Bert could hear the diminishing trills of talk and laughter, the repeated good-nights. The oblong of light from the upper window faded suddenly from the lawn. Somewhere from the big closet at the back, lately filled with slip-covers and new tires, Agnes hummed over the subdued click and tinkle of dishes and silver, and he could hear Nancy’s feet coming carefully down the steep, unfamiliar stairway. Presently she joined him in the soft early darkness of the doorway, silently took the wide arm of his porch-chair, and leaned against his shoulder. Bert put his arm about her.
It was a heavenly summer evening, luminous even before the moon-rising. The last drift of smoke was gone, and the garden drenched with scent. Under the first stars the shrubs and trees stood in panoramic perspective; the lawns looked wide and smooth. Down the street, under a dark arch of elms, the lights of other houses showed yellow and warm; now and then a motor-car swept by, sending a circle of white light for a few moments against the gloom.
“Dead, dear?” Bert asked, after awhile. Nancy sighed contentedly before she answered:
“Tired, of course—a little!”
“Well,” summarized Bert, after another pause, “we have now reduced our problem somewhat. A man, his wife, his children. There we are!”
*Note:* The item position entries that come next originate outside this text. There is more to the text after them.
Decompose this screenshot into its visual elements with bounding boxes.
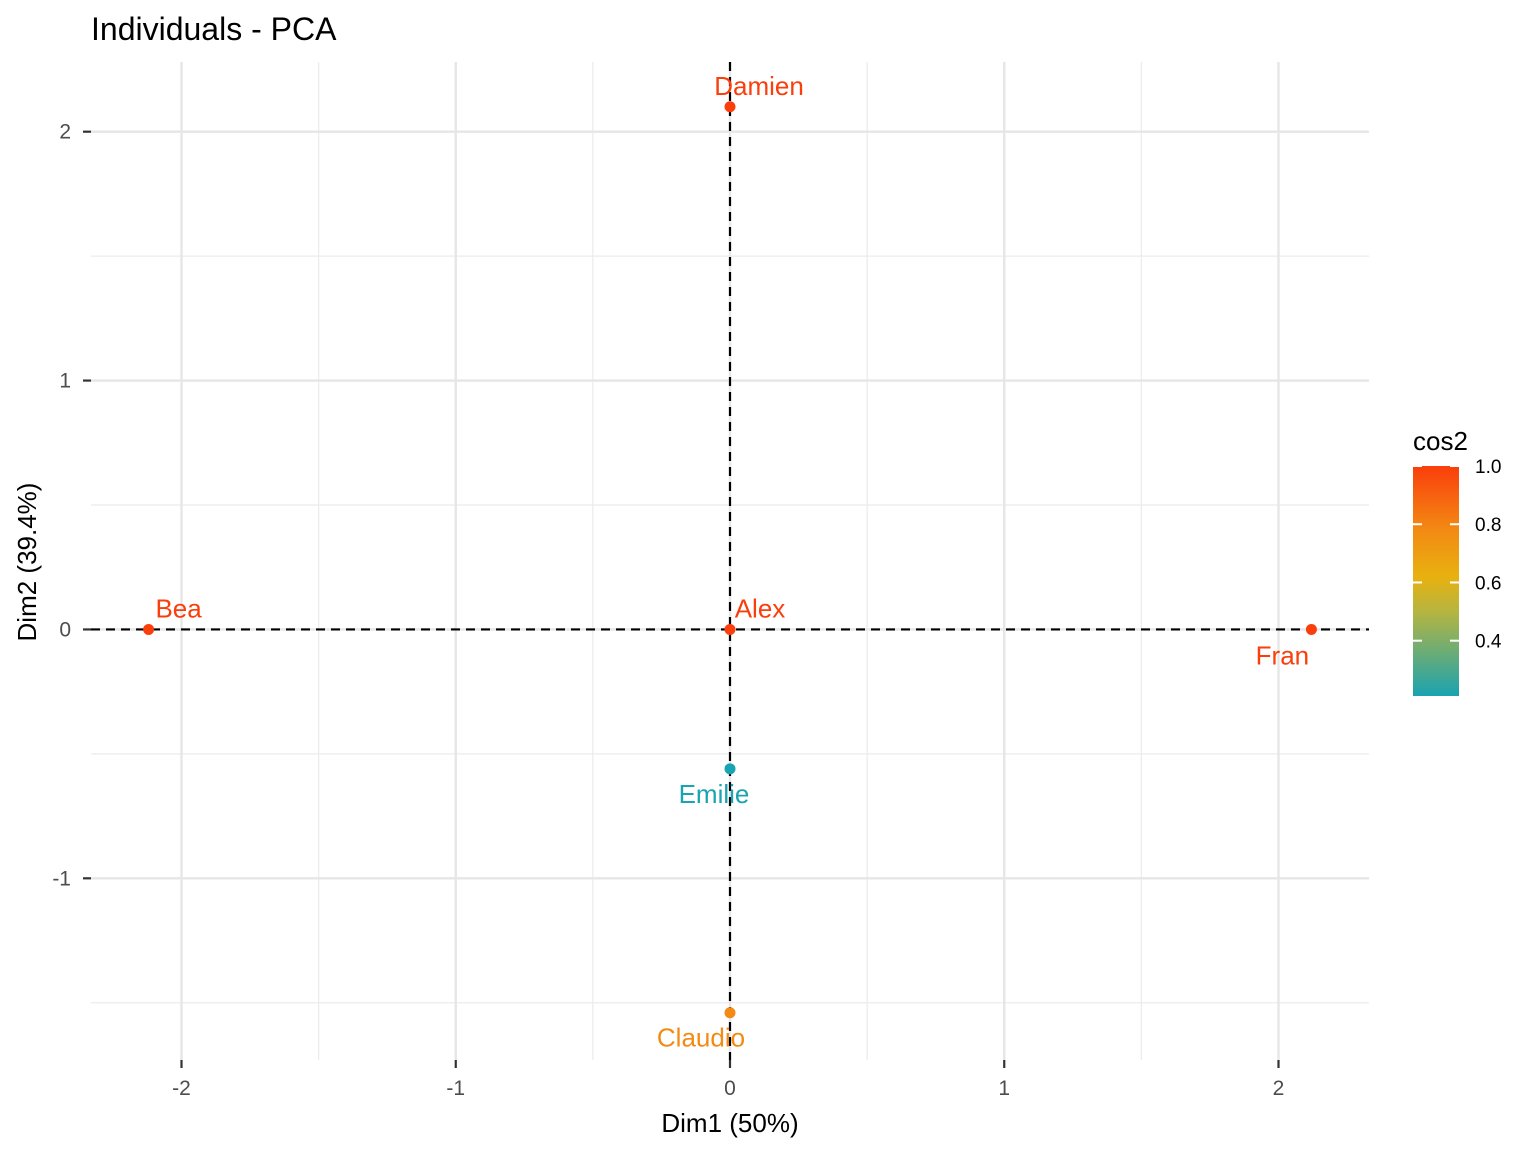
y-tick-label: 0 [59, 618, 71, 641]
legend-colorbar [1413, 466, 1459, 696]
point-label-alex: Alex [735, 593, 786, 623]
legend: cos2 1.0 0.8 0.6 0.4 [1413, 426, 1502, 696]
x-tick-label: 0 [724, 1077, 736, 1100]
point-label-fran: Fran [1256, 640, 1309, 670]
point-alex [724, 623, 736, 635]
x-axis-title: Dim1 (50%) [661, 1108, 798, 1138]
x-tick-label: -1 [446, 1077, 465, 1100]
axes: -2 -1 0 1 2 -1 0 1 2 [52, 121, 1284, 1100]
point-label-bea: Bea [155, 593, 202, 623]
point-bea [143, 623, 155, 635]
point-label-emilie: Emilie [679, 779, 750, 809]
point-label-damien: Damien [714, 71, 804, 101]
point-labels: Alex Bea Claudio Damien Emilie Fran [155, 71, 1309, 1053]
y-axis-title: Dim2 (39.4%) [12, 483, 42, 642]
y-tick-label: 1 [59, 370, 71, 393]
point-claudio [724, 1007, 736, 1019]
point-label-claudio: Claudio [657, 1023, 745, 1053]
x-tick-label: 2 [1273, 1077, 1285, 1100]
legend-title: cos2 [1413, 426, 1468, 456]
x-tick-label: -2 [172, 1077, 191, 1100]
point-damien [724, 101, 736, 113]
point-emilie [724, 763, 736, 775]
points [143, 101, 1317, 1019]
chart-title: Individuals - PCA [91, 11, 337, 47]
point-fran [1305, 623, 1317, 635]
y-tick-label: -1 [52, 867, 71, 890]
x-tick-label: 1 [998, 1077, 1010, 1100]
legend-tick-label: 0.8 [1475, 515, 1501, 536]
legend-tick-label: 0.4 [1475, 632, 1502, 653]
legend-tick-label: 0.6 [1475, 573, 1501, 594]
legend-tick-label: 1.0 [1475, 457, 1501, 478]
y-tick-label: 2 [59, 121, 71, 144]
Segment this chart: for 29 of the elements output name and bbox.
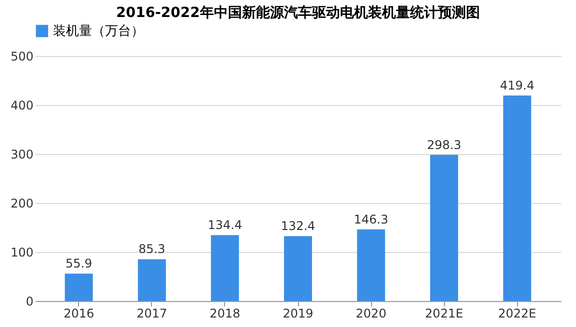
x-tick-label: 2018	[210, 306, 240, 320]
bar	[210, 235, 239, 301]
legend-label: 装机量（万台）	[53, 24, 144, 39]
y-tick-label: 200	[10, 196, 34, 210]
x-tick-label: 2022E	[498, 306, 536, 320]
y-tick-label: 500	[10, 50, 34, 64]
x-tick-label: 2017	[136, 306, 168, 320]
data-label: 55.9	[65, 256, 92, 271]
x-tick-label: 2020	[356, 306, 386, 320]
y-tick-label: 100	[10, 246, 34, 260]
data-label: 298.3	[426, 138, 462, 152]
chart-title: 2016-2022年中国新能源汽车驱动电机装机量统计预测图	[116, 4, 480, 21]
bar	[357, 229, 386, 301]
bar	[284, 236, 312, 301]
data-label: 146.3	[354, 212, 388, 226]
bar	[430, 154, 458, 301]
x-tick-label: 2021E	[425, 306, 464, 320]
data-label: 132.4	[280, 219, 316, 234]
x-tick-label: 2016	[64, 306, 94, 320]
bar	[503, 95, 532, 301]
y-tick-label: 400	[10, 98, 34, 112]
y-tick-label: 300	[10, 148, 34, 162]
x-tick-label: 2019	[282, 306, 314, 320]
data-label: 419.4	[500, 78, 534, 92]
bar	[64, 274, 93, 301]
y-tick-label: 0	[26, 294, 34, 308]
bar	[138, 259, 166, 301]
data-label: 134.4	[208, 218, 242, 232]
data-label: 85.3	[138, 242, 166, 256]
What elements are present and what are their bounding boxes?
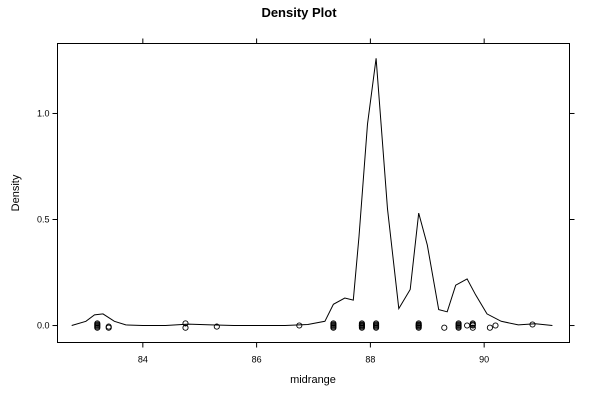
data-point [486,324,493,331]
data-point [441,324,448,331]
data-point [373,321,380,328]
data-point [464,322,471,329]
data-point [455,323,462,330]
x-axis-label: midrange [290,374,336,386]
y-tick-label: 0.5 [37,215,50,225]
y-tick-label: 1.0 [37,108,50,118]
data-point [94,323,101,330]
data-points [94,320,536,331]
x-axis: 84 86 88 90 [138,38,489,365]
data-point [105,324,112,331]
y-tick-label: 0.0 [37,321,50,331]
data-point [94,321,101,328]
data-point [296,322,303,329]
data-point [529,321,536,328]
y-axis: 0.0 0.5 1.0 [37,108,575,331]
data-point [415,322,422,329]
data-point [330,321,337,328]
data-point [373,323,380,330]
chart-title: Density Plot [261,5,337,20]
plot-frame [57,43,570,343]
density-curve [71,58,553,326]
x-tick-label: 90 [479,355,489,365]
data-point [469,324,476,331]
data-point [182,324,189,331]
data-point [492,322,499,329]
data-point [330,323,337,330]
x-tick-label: 88 [365,355,375,365]
x-tick-label: 86 [252,355,262,365]
data-point [455,321,462,328]
x-tick-label: 84 [138,355,148,365]
data-point [213,323,220,330]
data-point [358,322,365,329]
data-point [182,320,189,327]
y-axis-label: Density [10,174,22,211]
data-point [469,321,476,328]
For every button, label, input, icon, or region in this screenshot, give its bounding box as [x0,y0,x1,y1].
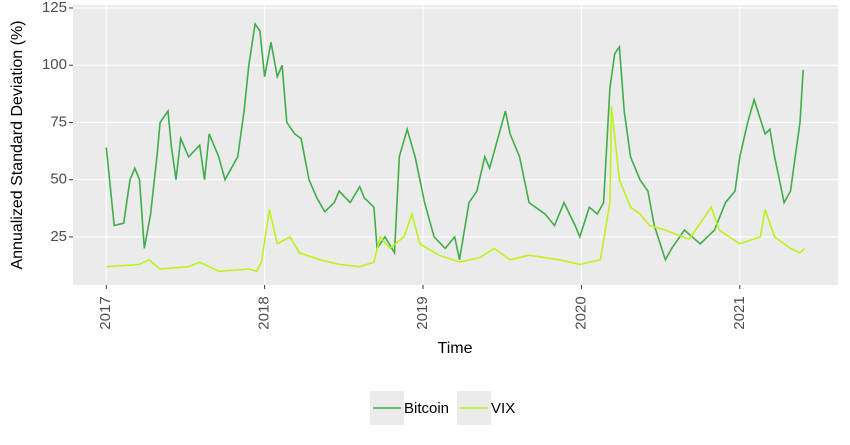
x-tick-label: 2021 [731,296,748,329]
series-line [106,106,806,273]
y-tick-label: 25 [50,228,67,245]
legend-label: Bitcoin [404,400,449,417]
y-tick-label: 125 [42,0,67,16]
y-tick-label: 75 [50,113,67,130]
x-tick-label: 2018 [256,296,273,329]
x-tick-label: 2019 [414,296,431,329]
x-axis-title: Time [438,340,473,357]
series-line [105,21,804,262]
y-tick-label: 100 [42,56,67,73]
y-tick-label: 50 [50,171,67,188]
y-axis-title: Annualized Standard Deviation (%) [9,20,26,269]
x-tick-label: 2017 [97,296,114,329]
legend-label: VIX [491,400,515,417]
x-tick-label: 2020 [572,296,589,329]
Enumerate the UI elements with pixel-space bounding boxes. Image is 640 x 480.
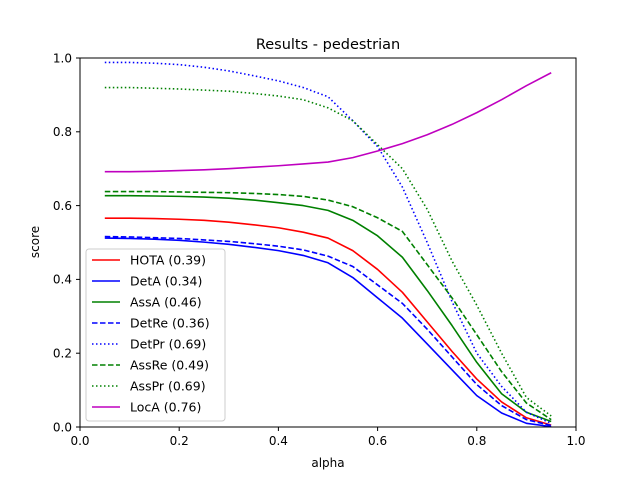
x-tick-label: 0.6 — [368, 434, 387, 448]
series-line-0 — [104, 217, 552, 426]
series-line-5 — [104, 190, 552, 421]
y-tick-label: 0.4 — [53, 273, 72, 287]
series-line-3 — [104, 235, 552, 427]
legend-box — [85, 248, 226, 422]
plot-area: 0.0 0.2 0.4 0.6 0.8 1.0 0.0 0.2 0.4 0.6 0.8 1.0 HOTA… — [53, 51, 586, 448]
legend-label-5: AssRe (0.49) — [130, 358, 209, 373]
legend-label-1: DetA (0.34) — [130, 274, 202, 289]
x-tick-label: 0.4 — [269, 434, 288, 448]
x-tick-label: 1.0 — [566, 434, 585, 448]
x-axis-label: alpha — [311, 456, 344, 470]
legend: HOTA (0.39) DetA (0.34) AssA (0.46) DetRe (… — [85, 248, 226, 422]
legend-label-2: AssA (0.46) — [130, 295, 202, 310]
y-tick-label: 1.0 — [53, 51, 72, 65]
legend-label-6: AssPr (0.69) — [130, 379, 206, 394]
legend-label-0: HOTA (0.39) — [130, 253, 206, 268]
x-tick-label: 0.2 — [170, 434, 189, 448]
series-line-7 — [104, 72, 552, 173]
y-tick-label: 0.2 — [53, 347, 72, 361]
y-tick-label: 0.6 — [53, 199, 72, 213]
series-line-1 — [104, 237, 552, 428]
chart-title: Results - pedestrian — [256, 37, 400, 53]
series-line-6 — [104, 86, 552, 417]
y-tick-label: 0.8 — [53, 125, 72, 139]
y-tick-label: 0.0 — [53, 420, 72, 434]
legend-label-3: DetRe (0.36) — [130, 316, 210, 331]
y-axis-label: score — [28, 226, 42, 258]
x-tick-label: 0.8 — [467, 434, 486, 448]
series-line-2 — [104, 194, 552, 423]
x-tick-label: 0.0 — [70, 434, 89, 448]
legend-label-7: LocA (0.76) — [130, 400, 201, 415]
axes-frame — [79, 57, 577, 428]
legend-label-4: DetPr (0.69) — [130, 337, 206, 352]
“A roof above his head, a maid-servant, and all the Sunday meals in the house!” Nancy added optimistically.
“A barn roof,” amended Bert.
“Barns have sheltered babies before this,” Nancy reflected whimsically. Again she sighed. “I suppose babies do burn to death, sometimes, Bert? One sees it in the paper; just a line or two. I remember—”
“Don’t let your mind dwell on that side of it, Nance. For that matter a brick might fall off the roof on our heads now.”
“Yes, I know. But Priscilla was my responsibility, and I was a mile away.”
“You’ll be a mile away from her many a time and oft,” Bert reminded her wholesomely.
“When I have to be,” she conceded, slowly. “But to-day—” Her voice sank, and Bert, glancing sidewise at her, saw that her face was very thoughtful. “Bert,” she said, “we have a good deal to be thankful for.”
“Everything in the world!”
Another silence. Then Nancy said briskly:
“Well! Listen to what I’ve planned, Bert, and tell me what you think. Item one: this is vacation, but when it’s over I want to start Anne and the boys in at the village school. They can cut right across the field at the back here, it’s just a good walk for them. They’re frantic to go, instead of to Fraulein, and I’m perfectly satisfied to have them!”
“Sure you are?” the man asked, a little touched, for this had been a long-disputed point.